Sorghum Arrives in America
Sorghum, a grass that grows in the tropical regions of the world, made its grand entrance to the South via Georgia and South Carolina in 1853. Sorghum competed with sugar in the market for sweet-tasting plants. Sugar could come from a variety of plants from several different countries such as Italy, China, and Brazil whereas sorghum mainly came from Africa. The South might have needed sugar for their tea, but without sorghum, the South would not have had molasses.

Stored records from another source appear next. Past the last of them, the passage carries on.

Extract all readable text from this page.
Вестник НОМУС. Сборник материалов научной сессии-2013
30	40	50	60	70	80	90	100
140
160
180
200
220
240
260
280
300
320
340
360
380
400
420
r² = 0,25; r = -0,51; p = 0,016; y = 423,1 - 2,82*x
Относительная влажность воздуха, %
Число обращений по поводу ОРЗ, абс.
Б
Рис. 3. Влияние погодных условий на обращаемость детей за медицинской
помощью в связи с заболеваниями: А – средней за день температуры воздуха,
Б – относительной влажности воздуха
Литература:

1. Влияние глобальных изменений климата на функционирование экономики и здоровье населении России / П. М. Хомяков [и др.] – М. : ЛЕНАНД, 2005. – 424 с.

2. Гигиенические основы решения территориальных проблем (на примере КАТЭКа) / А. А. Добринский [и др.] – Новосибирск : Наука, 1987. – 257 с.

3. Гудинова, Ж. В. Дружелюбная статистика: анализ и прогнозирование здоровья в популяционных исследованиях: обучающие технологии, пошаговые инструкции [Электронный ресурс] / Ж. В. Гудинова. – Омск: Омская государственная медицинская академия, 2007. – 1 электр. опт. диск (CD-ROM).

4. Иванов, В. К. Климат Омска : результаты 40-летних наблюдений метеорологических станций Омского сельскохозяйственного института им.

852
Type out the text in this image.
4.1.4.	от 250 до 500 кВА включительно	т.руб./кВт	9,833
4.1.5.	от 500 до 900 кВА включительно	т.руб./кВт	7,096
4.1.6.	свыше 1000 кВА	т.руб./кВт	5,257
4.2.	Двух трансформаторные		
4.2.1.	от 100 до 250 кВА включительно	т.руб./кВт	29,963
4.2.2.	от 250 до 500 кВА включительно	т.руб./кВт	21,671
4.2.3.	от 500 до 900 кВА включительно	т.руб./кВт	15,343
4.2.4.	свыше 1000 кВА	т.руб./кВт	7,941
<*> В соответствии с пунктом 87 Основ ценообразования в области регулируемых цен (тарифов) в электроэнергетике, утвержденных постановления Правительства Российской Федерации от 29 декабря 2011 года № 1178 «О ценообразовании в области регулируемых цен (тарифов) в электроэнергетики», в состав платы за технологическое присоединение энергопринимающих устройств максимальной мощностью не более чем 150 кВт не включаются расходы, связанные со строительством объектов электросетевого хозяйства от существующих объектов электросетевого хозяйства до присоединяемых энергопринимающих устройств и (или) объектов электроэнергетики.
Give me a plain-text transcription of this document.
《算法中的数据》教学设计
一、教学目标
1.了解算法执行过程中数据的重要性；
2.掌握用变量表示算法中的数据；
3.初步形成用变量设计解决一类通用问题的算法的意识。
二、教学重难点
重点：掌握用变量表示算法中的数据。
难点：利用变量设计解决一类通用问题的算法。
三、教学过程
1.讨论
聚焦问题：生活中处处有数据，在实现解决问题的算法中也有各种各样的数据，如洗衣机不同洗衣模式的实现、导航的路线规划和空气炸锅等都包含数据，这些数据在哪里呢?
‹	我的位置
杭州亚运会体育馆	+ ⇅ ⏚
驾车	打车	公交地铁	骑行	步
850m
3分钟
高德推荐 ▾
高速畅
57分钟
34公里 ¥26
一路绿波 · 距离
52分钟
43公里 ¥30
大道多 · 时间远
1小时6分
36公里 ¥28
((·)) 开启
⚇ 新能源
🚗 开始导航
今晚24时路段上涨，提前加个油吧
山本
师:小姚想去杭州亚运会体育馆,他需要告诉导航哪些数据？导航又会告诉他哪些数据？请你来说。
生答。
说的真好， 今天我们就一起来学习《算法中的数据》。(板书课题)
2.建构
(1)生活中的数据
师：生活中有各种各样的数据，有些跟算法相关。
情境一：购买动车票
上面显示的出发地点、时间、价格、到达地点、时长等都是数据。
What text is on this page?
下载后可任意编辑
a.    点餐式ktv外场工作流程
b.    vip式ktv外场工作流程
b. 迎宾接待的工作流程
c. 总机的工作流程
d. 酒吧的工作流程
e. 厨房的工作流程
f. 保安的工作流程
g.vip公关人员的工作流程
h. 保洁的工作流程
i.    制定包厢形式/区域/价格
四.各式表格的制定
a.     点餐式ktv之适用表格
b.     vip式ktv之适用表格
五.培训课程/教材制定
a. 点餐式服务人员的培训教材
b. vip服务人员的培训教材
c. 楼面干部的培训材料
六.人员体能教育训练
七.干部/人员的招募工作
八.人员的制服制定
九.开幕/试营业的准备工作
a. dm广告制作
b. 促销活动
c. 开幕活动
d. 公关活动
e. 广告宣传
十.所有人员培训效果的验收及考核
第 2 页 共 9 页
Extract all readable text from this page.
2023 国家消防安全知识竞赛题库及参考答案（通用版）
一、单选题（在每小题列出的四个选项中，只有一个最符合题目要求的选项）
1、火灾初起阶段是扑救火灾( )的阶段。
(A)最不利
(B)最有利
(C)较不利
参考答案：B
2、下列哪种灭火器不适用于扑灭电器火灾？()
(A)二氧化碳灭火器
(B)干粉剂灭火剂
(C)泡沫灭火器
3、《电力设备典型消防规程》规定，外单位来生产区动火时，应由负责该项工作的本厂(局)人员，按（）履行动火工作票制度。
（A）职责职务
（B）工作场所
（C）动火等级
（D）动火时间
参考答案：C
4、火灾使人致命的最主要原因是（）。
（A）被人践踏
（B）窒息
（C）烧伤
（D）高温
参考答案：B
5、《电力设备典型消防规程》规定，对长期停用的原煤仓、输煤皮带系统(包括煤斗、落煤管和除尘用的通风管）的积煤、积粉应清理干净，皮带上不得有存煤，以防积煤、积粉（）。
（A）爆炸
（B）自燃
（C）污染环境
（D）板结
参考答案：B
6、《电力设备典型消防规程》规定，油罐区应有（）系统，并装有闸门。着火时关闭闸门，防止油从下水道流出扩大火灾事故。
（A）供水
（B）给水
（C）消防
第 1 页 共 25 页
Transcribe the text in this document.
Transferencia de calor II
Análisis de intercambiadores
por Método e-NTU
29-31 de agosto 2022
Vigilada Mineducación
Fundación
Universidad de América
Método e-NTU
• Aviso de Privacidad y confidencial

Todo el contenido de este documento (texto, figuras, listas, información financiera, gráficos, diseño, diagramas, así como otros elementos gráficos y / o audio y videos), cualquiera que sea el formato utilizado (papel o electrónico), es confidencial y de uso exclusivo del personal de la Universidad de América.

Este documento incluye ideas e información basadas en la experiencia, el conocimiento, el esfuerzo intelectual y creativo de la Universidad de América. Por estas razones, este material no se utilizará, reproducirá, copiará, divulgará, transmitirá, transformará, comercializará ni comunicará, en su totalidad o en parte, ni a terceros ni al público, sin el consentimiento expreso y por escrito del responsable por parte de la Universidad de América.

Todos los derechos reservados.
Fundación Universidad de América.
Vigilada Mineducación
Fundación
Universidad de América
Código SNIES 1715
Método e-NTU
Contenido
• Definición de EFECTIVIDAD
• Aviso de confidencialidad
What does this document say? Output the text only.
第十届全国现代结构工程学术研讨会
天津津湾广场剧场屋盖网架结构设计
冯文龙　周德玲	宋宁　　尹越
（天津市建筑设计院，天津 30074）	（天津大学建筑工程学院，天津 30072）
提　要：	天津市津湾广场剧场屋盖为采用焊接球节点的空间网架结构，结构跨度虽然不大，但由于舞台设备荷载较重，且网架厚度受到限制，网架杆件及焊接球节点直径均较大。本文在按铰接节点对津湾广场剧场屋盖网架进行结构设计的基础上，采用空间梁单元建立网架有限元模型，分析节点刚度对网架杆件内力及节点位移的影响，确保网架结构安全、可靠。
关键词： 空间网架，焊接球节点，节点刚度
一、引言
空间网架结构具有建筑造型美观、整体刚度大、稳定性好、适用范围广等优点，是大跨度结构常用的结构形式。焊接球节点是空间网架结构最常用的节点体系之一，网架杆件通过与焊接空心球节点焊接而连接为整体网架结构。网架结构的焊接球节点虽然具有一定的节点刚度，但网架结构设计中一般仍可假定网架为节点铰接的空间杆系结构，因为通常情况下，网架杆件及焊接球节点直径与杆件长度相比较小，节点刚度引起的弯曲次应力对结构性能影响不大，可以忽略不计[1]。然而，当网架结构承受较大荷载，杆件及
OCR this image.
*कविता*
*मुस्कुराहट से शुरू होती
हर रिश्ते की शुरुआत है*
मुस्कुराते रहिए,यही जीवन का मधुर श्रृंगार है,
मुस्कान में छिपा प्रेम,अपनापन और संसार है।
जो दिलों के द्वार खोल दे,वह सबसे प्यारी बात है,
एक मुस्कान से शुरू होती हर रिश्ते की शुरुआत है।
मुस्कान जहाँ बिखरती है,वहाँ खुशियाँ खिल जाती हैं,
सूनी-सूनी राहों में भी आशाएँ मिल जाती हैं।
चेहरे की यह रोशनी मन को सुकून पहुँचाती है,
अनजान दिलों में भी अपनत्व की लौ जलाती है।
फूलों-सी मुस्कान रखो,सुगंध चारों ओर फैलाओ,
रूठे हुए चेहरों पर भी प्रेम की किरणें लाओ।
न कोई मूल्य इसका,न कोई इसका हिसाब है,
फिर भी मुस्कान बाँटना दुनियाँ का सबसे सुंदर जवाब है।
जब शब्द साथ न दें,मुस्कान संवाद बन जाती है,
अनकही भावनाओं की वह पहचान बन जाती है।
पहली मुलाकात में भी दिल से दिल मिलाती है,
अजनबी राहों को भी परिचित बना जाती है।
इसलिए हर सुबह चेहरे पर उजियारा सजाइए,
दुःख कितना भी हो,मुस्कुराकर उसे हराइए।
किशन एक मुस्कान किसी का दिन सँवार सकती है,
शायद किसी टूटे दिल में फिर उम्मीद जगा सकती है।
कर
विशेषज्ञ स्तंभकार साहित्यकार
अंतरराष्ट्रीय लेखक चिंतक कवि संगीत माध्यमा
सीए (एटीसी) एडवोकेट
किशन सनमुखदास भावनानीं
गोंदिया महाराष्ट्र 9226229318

The sorghum plant came in sixteen different breeds from Africa and it was well adapted to the growing conditions in the South. Even though sorghum entered the United States through Georgia and South Carolina, it would become most popular in Tennessee. The process to create sorghum syrup from the sorghum cane was lengthy. Farmers had to remove the leaves and seeds from the plant. They then had to boil it, and skim off the chlorophyll that bubbled to the top. Sorghum was not only a product for people to eat, as cattle could eat the syrup that came out of the process too bitter. After its introduction to the South, Tennessee quickly gained control of the sorghum market.
- The Tennessee Encyclopedia of History and Culture, s.v. "Sorghum-Making," http://22.214.171.124/FMPro?-db=tnencyc.fp5&-format=tdetail.htm (accessed September 14, 2005).
- "Sugar - It's Culture and Consumption in the World," New Orleans, LA De Bow's Review and Industrial Resources, Statistics, etc., August 1, 1855.